AD authentication opens up another attack surface too.
as for 2fa, its a very bad idea for the exact reasons you just mentioned.Now, since ip's can be changed, mac's can be spoofed how much security is enough security for you.?
You could also utilise a jump-host
where you could ssh and portforward remote ports when needed, or use windows and rdp to the device first, and then login to pf. -
@viragomann said in Secondary router in HA setup web GUI unresponsive:
@bp81 said in Secondary router in HA setup web GUI unresponsive:
I presume if a gateway is not specified that the machine consults the routing table to attempt to reach a particular DNS server.
This is the desired behavior in most cases, I think. Possibly not for you, therefor I asked for the reason.
Traffic sent to .2 should arrive at .1 first (CARP IP) and then get sent along to .2. Traffic destined for .3 it seems like would get the same treatment. Returning traffic would also seem to follow the same path. Return traffic from either .2 or .3 should go back to .1
Any network device addresses responses to the source IP of the request packets and sends it out according to its routing table.
The source IP in requests is an IP from the users VLAN. So the backup firewall checks it's routing table, where it will find the IPs network assigned to the users VLAN interface. Hence it will send the packet out to the this interface. No reason to send back to the master at all.You can sniff the traffic on the involved interfaces to see what's going on there.
If you want to stay using the management IP for what ever reason, you can masquerade packets destined for the other node on this interface.

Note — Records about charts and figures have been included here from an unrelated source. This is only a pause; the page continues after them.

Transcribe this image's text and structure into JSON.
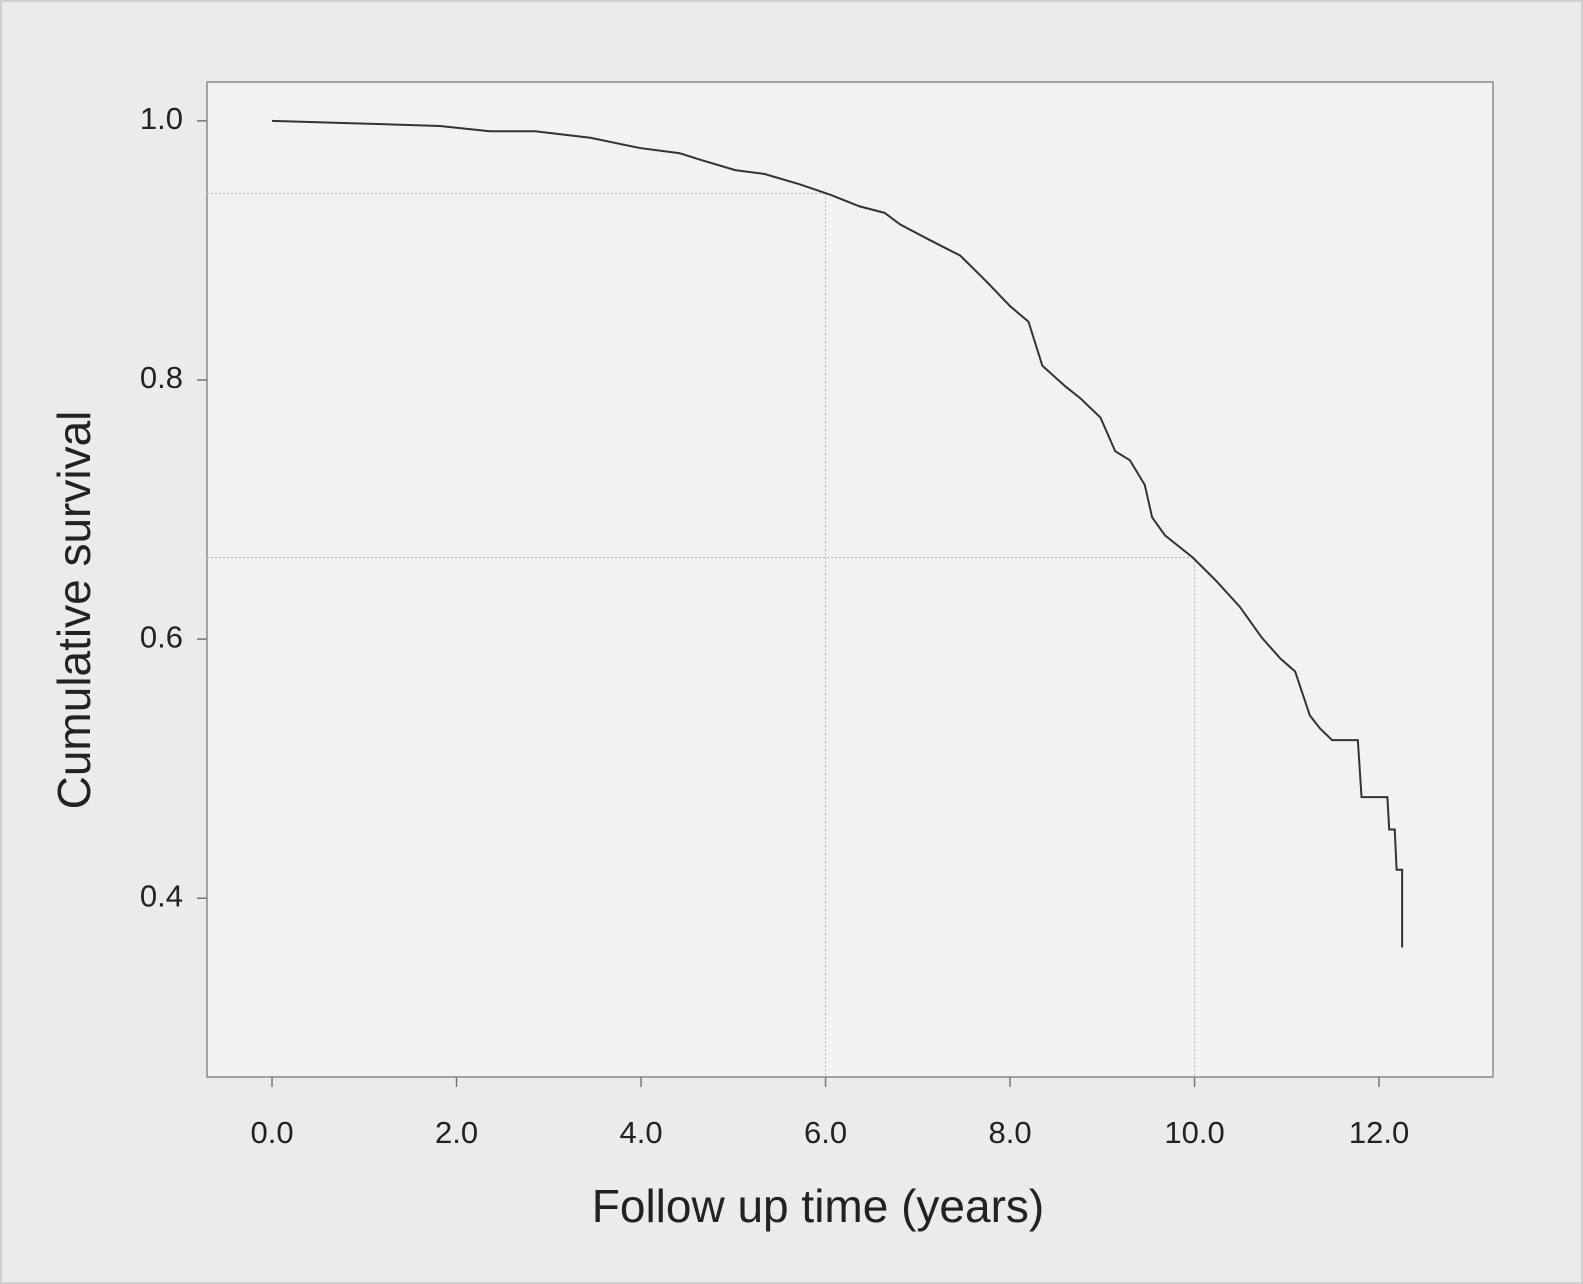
{
  "chart_data": {
    "type": "line",
    "xlabel": "Follow up time (years)",
    "ylabel": "Cumulative survival",
    "x": [
      0.0,
      0.95,
      1.82,
      2.36,
      2.85,
      3.45,
      3.99,
      4.42,
      4.64,
      5.02,
      5.34,
      5.72,
      6.05,
      6.37,
      6.64,
      6.81,
      7.13,
      7.46,
      7.73,
      8.0,
      8.2,
      8.35,
      8.6,
      8.76,
      8.98,
      9.14,
      9.3,
      9.46,
      9.54,
      9.68,
      9.98,
      10.22,
      10.49,
      10.73,
      10.93,
      11.09,
      11.25,
      11.36,
      11.49,
      11.77,
      11.81,
      12.09,
      12.11,
      12.17,
      12.19,
      12.25,
      12.25
    ],
    "values": [
      1.0,
      0.998,
      0.996,
      0.992,
      0.992,
      0.987,
      0.979,
      0.975,
      0.97,
      0.962,
      0.959,
      0.951,
      0.943,
      0.934,
      0.929,
      0.92,
      0.908,
      0.896,
      0.877,
      0.857,
      0.845,
      0.811,
      0.795,
      0.786,
      0.771,
      0.745,
      0.738,
      0.719,
      0.694,
      0.68,
      0.663,
      0.646,
      0.625,
      0.601,
      0.585,
      0.575,
      0.541,
      0.531,
      0.522,
      0.522,
      0.478,
      0.478,
      0.453,
      0.453,
      0.422,
      0.422,
      0.362
    ],
    "color": "#333333",
    "reference_lines": [
      {
        "x": 6.0,
        "y": 0.944
      },
      {
        "x": 10.0,
        "y": 0.663
      }
    ],
    "xlim": [
      -0.705,
      13.235
    ],
    "xticks": [
      {
        "value": 0,
        "label": "0.0"
      },
      {
        "value": 2,
        "label": "2.0"
      },
      {
        "value": 4,
        "label": "4.0"
      },
      {
        "value": 6,
        "label": "6.0"
      },
      {
        "value": 8,
        "label": "8.0"
      },
      {
        "value": 10,
        "label": "10.0"
      },
      {
        "value": 12,
        "label": "12.0"
      }
    ],
    "ylim": [
      0.262,
      1.03
    ],
    "yticks": [
      0.4,
      0.6,
      0.8,
      {
        "value": 1,
        "label": "1.0"
      }
    ],
    "grid": false
  }
}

I admit I had to think about this and stare at routing tables altogether too long, but I do think I understand what's happening now and why.
-
@netblues said in Secondary router in HA setup web GUI unresponsive:
@bp81 said in [Secondary router in HA setup web GUI unresponsive]
, or I will devise a way to harden web gui access from within the authenticated user vlan to only authorized machines. I am also considering setting up the Azure MFA extensions for NPS and just protect the web gui login with RADIUS that is itself backed by AD authentication and multifactor authentication via Authenticator app. That's not my first choice because an internet outage could lock me out of my web gui. (/post/1014732):You can always disable the antilockout rule for authenticated users lan and just allow authorised ip's
A good password on top is probably all you need.
AD authentication opens up another attack surface too.
as for 2fa, its a very bad idea for the exact reasons you just mentioned.Now, since ip's can be changed, mac's can be spoofed how much security is enough security for you.?
You could also utilise a jump-host
where you could ssh and portforward remote ports when needed, or use windows and rdp to the device first, and then login to pf.This is probably a topic for another thread. We have good wifi security (RADIUS backed authentication) and pretty good physical security (ie, no one is walking in and plugging in a laptop to an open network port). We have the guest VLANs blocked for any traffic to the web gui as well. So is this good enough? Probably, for the moment.
Over the years our security efforts have been focused towards external threats, but the company is getting large enough now I have to start thinking about internal actors as well. This is a conversation I'd like to have on this particular issue, because I have to start somewhere, but it's probably best to go into its own topic.